Vancouver activist Emma Kwasnica speaks up for breastfeeding moms
Emma Kwasnica says there is still a long way to go in the fight against intolerance toward public breastfeeding.
“[It is] 2012 and we’re still not at a place where it’s known by people that a woman has a legal right and it’s protected to breastfeed in public,” said Kwasnica, 33, a breastfeeding activist and mother of three from Vancouver.
“Many people don’t even know that and they think she could be charged with indecency or they think they have a right to say to her, ‘Oh, you really need to cover that up.’ [But] they absolutely do not,” she told the Straight by phone.
Kwasnica has been embroiled in a public dispute with Facebook over the removal of personal breastfeeding photos she posted on the social networking website.
After a flurry of media coverage on the conflict, she expressed dismay over the many negative comments about public breastfeeding that have appeared online.
“Obviously I’m outspoken and I’m not going to let this stuff get me down but I’m really concerned about some moms who are just at the point of maybe thinking they can go to Starbucks and have a coffee and nurse their infant if they need to,” Kwasnica said. “And now they’re going to see these public comments and go, ‘Wow! I am not supported by my society. I’m feeling ashamed and I will go to the car, nurse the baby in the car, or I will just stay home.’”
“[It is] really shocking. And then at the end of the day I’m like, ‘You know what? Not really’. Because I do know, in my heart, that we have a long way to go yet. We’re not there yet.”
Kwasnica blamed the negative attitude toward public breastfeeding on “the hyper-sexualization of the female breast”.
“Everywhere you look there’s billboards with cleavage spilling out.
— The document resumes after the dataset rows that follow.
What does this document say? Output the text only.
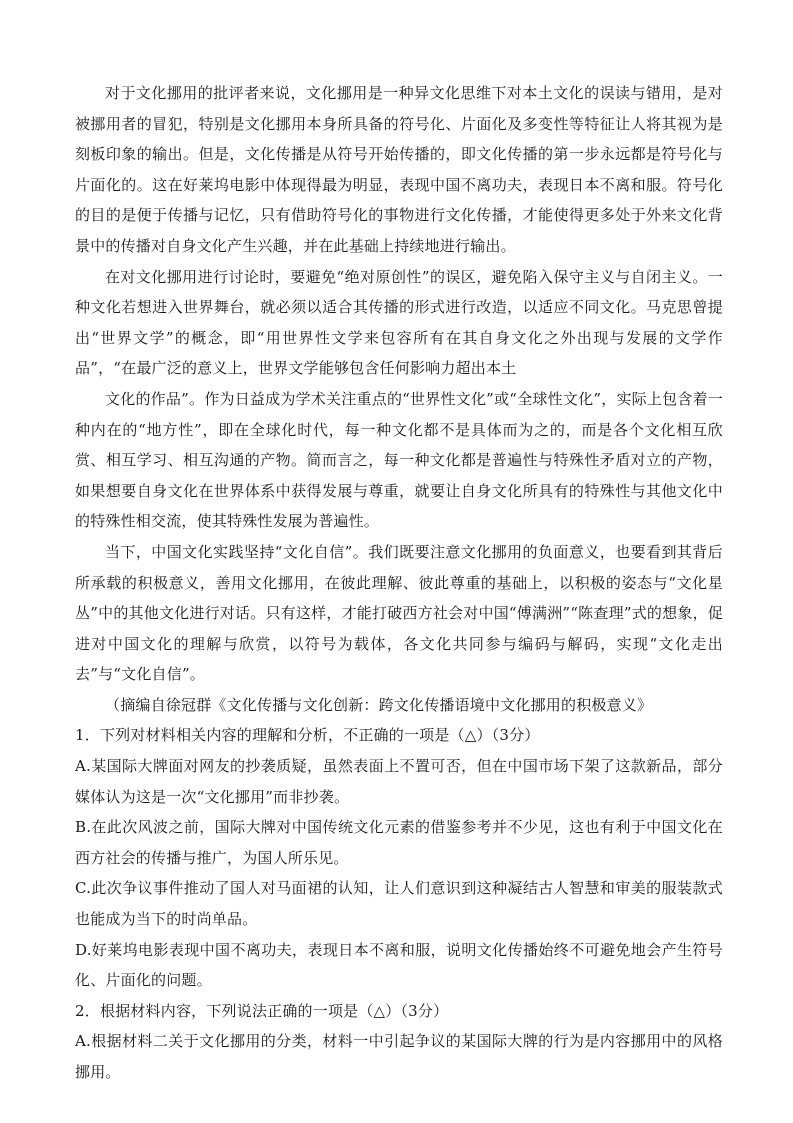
对于文化挪用的批评者来说，文化挪用是一种异文化思维下对本土文化的误读与错用，是对被挪用者的冒犯，特别是文化挪用本身所具备的符号化、片面化及多变性等特征让人将其视为是刻板印象的输出。但是，文化传播是从符号开始传播的，即文化传播的第一步永远都是符号化与片面化的。这在好莱坞电影中体现得最为明显，表现中国不离功夫，表现日本不离和服。符号化的目的是便于传播与记忆，只有借助符号化的事物进行文化传播，才能使得更多处于外来文化背景中的传播对自身文化产生兴趣，并在此基础上持续地进行输出。

在对文化挪用进行讨论时，要避免“绝对原创性”的误区，避免陷入保守主义与自闭主义。一种文化若想进入世界舞台，就必须以适合其传播的形式进行改造，以适应不同文化。马克思曾提出“世界文学”的概念，即“用世界性文学来包容所有在其自身文化之外出现与发展的文学作品”，“在最广泛的意义上，世界文学能够包含任何影响力超出本土

文化的作品”。作为日益成为学术关注重点的“世界性文化”或“全球性文化”，实际上包含着一种内在的“地方性”，即在全球化时代，每一种文化都不是具体而为之的，而是各个文化相互欣赏、相互学习、相互沟通的产物。简而言之，每一种文化都是普遍性与特殊性矛盾对立的产物，如果想要自身文化在世界体系中获得发展与尊重，就要让自身文化所具有的特殊性与其他文化中的特殊性相交流，使其特殊性发展为普遍性。

当下，中国文化实践坚持“文化自信”。我们既要注意文化挪用的负面意义，也要看到其背后所承载的积极意义，善用文化挪用，在彼此理解、彼此尊重的基础上，以积极的姿态与“文化星丛”中的其他文化进行对话。只有这样，才能打破西方社会对中国“傅满洲”“陈查理”式的想象，促进对中国文化的理解与欣赏，以符号为载体，各文化共同参与编码与解码，实现“文化走出去”与“文化自信”。

（摘编自徐冠群《文化传播与文化创新：跨文化传播语境中文化挪用的积极意义》

1．下列对材料相关内容的理解和分析，不正确的一项是（△）（3分）

A.某国际大牌面对网友的抄袭质疑，虽然表面上不置可否，但在中国市场下架了这款新品，部分媒体认为这是一次“文化挪用”而非抄袭。

B.在此次风波之前，国际大牌对中国传统文化元素的借鉴参考并不少见，这也有利于中国文化在西方社会的传播与推广，为国人所乐见。

C.此次争议事件推动了国人对马面裙的认知，让人们意识到这种凝结古人智慧和审美的服装款式也能成为当下的时尚单品。

D.好莱坞电影表现中国不离功夫，表现日本不离和服，说明文化传播始终不可避免地会产生符号化、片面化的问题。

2．根据材料内容，下列说法正确的一项是（△）（3分）

A.根据材料二关于文化挪用的分类，材料一中引起争议的某国际大牌的行为是内容挪用中的风格挪用。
Boobs are used…to sell beer, to sell everything,” she said.
“I fully understand the sexualization of breasts, but what I’m saying is that along with that has to come it being OK to breastfeed, and that we have harmed women and children when the breasts are so exclusively sexual that we can’t even wrap our heads around the idea of a baby being at the end of the boob.”
Kwasnica suggested the more people see displays of breastfeeding, the more they will regard it as a normal practice.
“The more we see photos and women in real life who go out and beat the stigma down and they go and they breastfeed their kid in public, the more society’s going to accept it,” she said. “But if we hide away, and we shame women into thinking their breasts are not these life-giving, amazing things that they are, and no one ever sees breastfeeding, less and less women will do it.”